With disc sales slipping and streaming taking over as the primary delivery system for home viewing, releases of this scale are gambles. It takes the combined branding of Scorsese and Criterion to get this noticed by all but the most dedicated film fans, and to hopefully get them past the idea that these films are dry pieces of history. Because in fact they are vital, exciting, entertaining movies that, like all great film, live on long past their release dates.

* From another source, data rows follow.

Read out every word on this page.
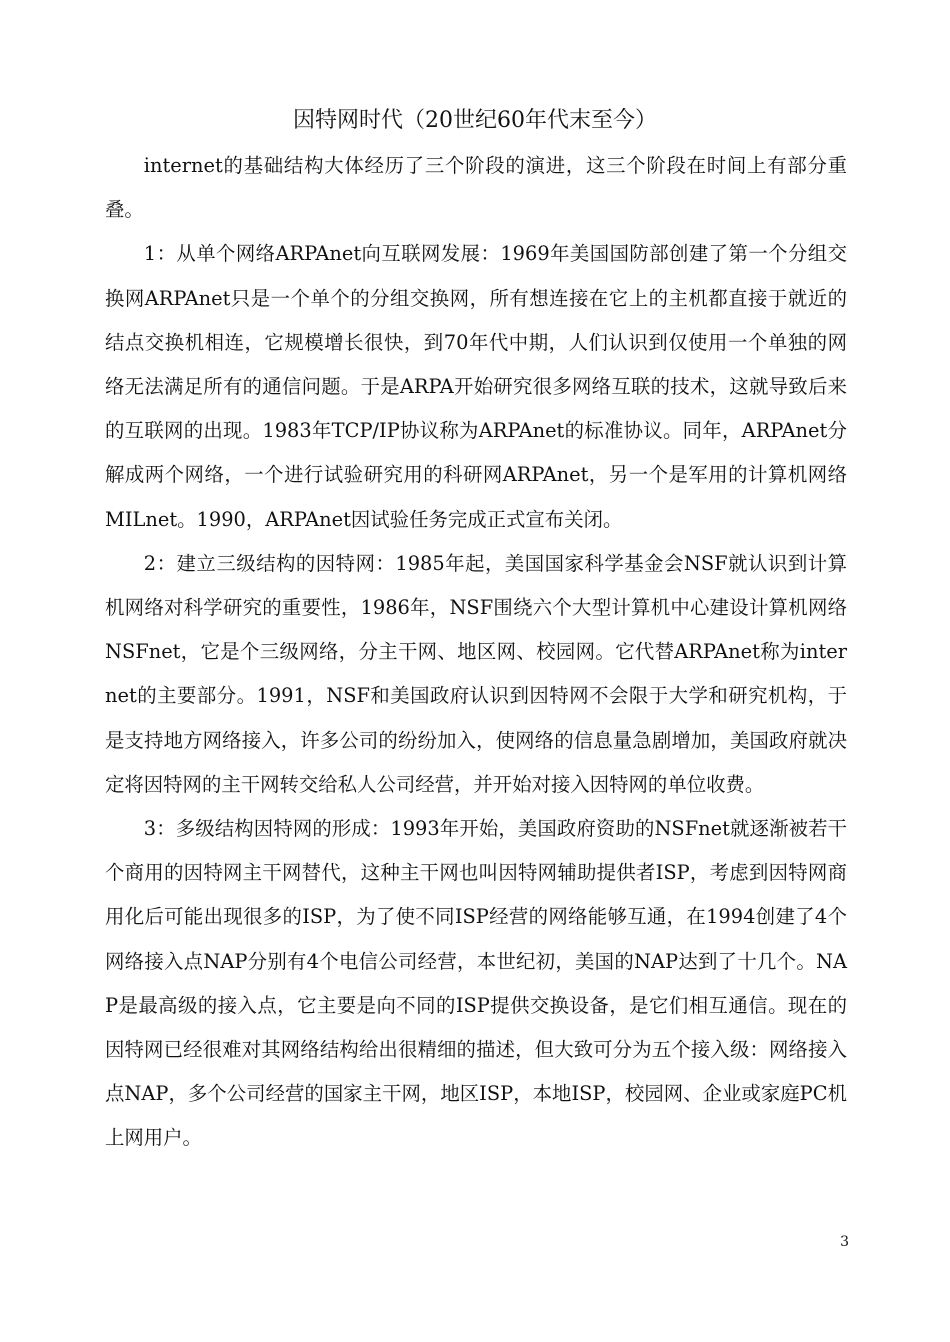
因特网时代（20世纪60年代末至今）

internet的基础结构大体经历了三个阶段的演进，这三个阶段在时间上有部分重叠。

1：从单个网络ARPAnet向互联网发展：1969年美国国防部创建了第一个分组交换网ARPAnet只是一个单个的分组交换网，所有想连接在它上的主机都直接于就近的结点交换机相连，它规模增长很快，到70年代中期，人们认识到仅使用一个单独的网络无法满足所有的通信问题。于是ARPA开始研究很多网络互联的技术，这就导致后来的互联网的出现。1983年TCP/IP协议称为ARPAnet的标准协议。同年，ARPAnet分解成两个网络，一个进行试验研究用的科研网ARPAnet，另一个是军用的计算机网络MILnet。1990，ARPAnet因试验任务完成正式宣布关闭。

2：建立三级结构的因特网：1985年起，美国国家科学基金会NSF就认识到计算机网络对科学研究的重要性，1986年，NSF围绕六个大型计算机中心建设计算机网络NSFnet，它是个三级网络，分主干网、地区网、校园网。它代替ARPAnet称为internet的主要部分。1991，NSF和美国政府认识到因特网不会限于大学和研究机构，于是支持地方网络接入，许多公司的纷纷加入，使网络的信息量急剧增加，美国政府就决定将因特网的主干网转交给私人公司经营，并开始对接入因特网的单位收费。

3：多级结构因特网的形成：1993年开始，美国政府资助的NSFnet就逐渐被若干个商用的因特网主干网替代，这种主干网也叫因特网辅助提供者ISP，考虑到因特网商用化后可能出现很多的ISP，为了使不同ISP经营的网络能够互通，在1994创建了4个网络接入点NAP分别有4个电信公司经营，本世纪初，美国的NAP达到了十几个。NAP是最高级的接入点，它主要是向不同的ISP提供交换设备，是它们相互通信。现在的因特网已经很难对其网络结构给出很精细的描述，但大致可分为五个接入级：网络接入点NAP，多个公司经营的国家主干网，地区ISP，本地ISP，校园网、企业或家庭PC机上网用户。

3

I began my journey through the set with The Housemaid (1960, South Korea) because I had seen and liked the 2010 remake by Im Sang-soo but knew he had taken a very different approach. In every way, it turned out. Where the remake was controlled and icy, a precise (and sexually explicit) portrait of privilege and power in a tale of the corrupt rich destroying the lives of the helpless poor, Kim Ki-young’s original is a wildly melodramatic story of middle class ambition set almost entirely in a two-story home that becomes something of a prison as the web of desire and anxiety and loathing and social standing closes in on them. No one is innocent here, except perhaps the daughter (on crutches, recovering from an illness) and a newborn baby, and their survival seems precarious. The husband (Kim Jin-kyu), a piano teacher, has dubious moral character but devoted to making his family happy, the hard-working, physically fragile wife (Ju Jeung-nyeo) is just as concerned with appearances as she is with the family’s well-being, the bratty youngest son has a sadistic streak to his mean-spirited teasing. And then there’s the young housemaid (Lee Eun-shim) who is clearly unstable from the moment a vengeful factory girl discovers her smoking in the barracks and recommends her to the family. Shake well and the pressure builds….
Kim designs the film beautifully, from the separate social spaces of the second story connected by a balcony and sliding glass doors (through which the camera peers to view the transgression of boundaries) to the central staircase where so much of the power struggle plays out, both symbolically and physically. And he uses the close quarters well, to build pressure on the increasingly savage relationships and to cut them off from the rest of the world, like a purgatory to which they’ve condemned themselves. The framing sequence plays like a barbed joke, a bit of black humor that plays like the old “happy ending” twists to mollify the production code in Hollywood films of the forties, but with an attitude that, quite literally, laughs at its very contrivance.
The original negative of this 1960 film is missing two reels and the missing footage was replaced by a very damaged and compromised release print. The contrast is night and day: most of the film looks superb, with a clean, clear image and strong contrasts in the black and white, while the replacement footage is weak, washed out, and soft. Given the state in which it was found, even that is a small miracle.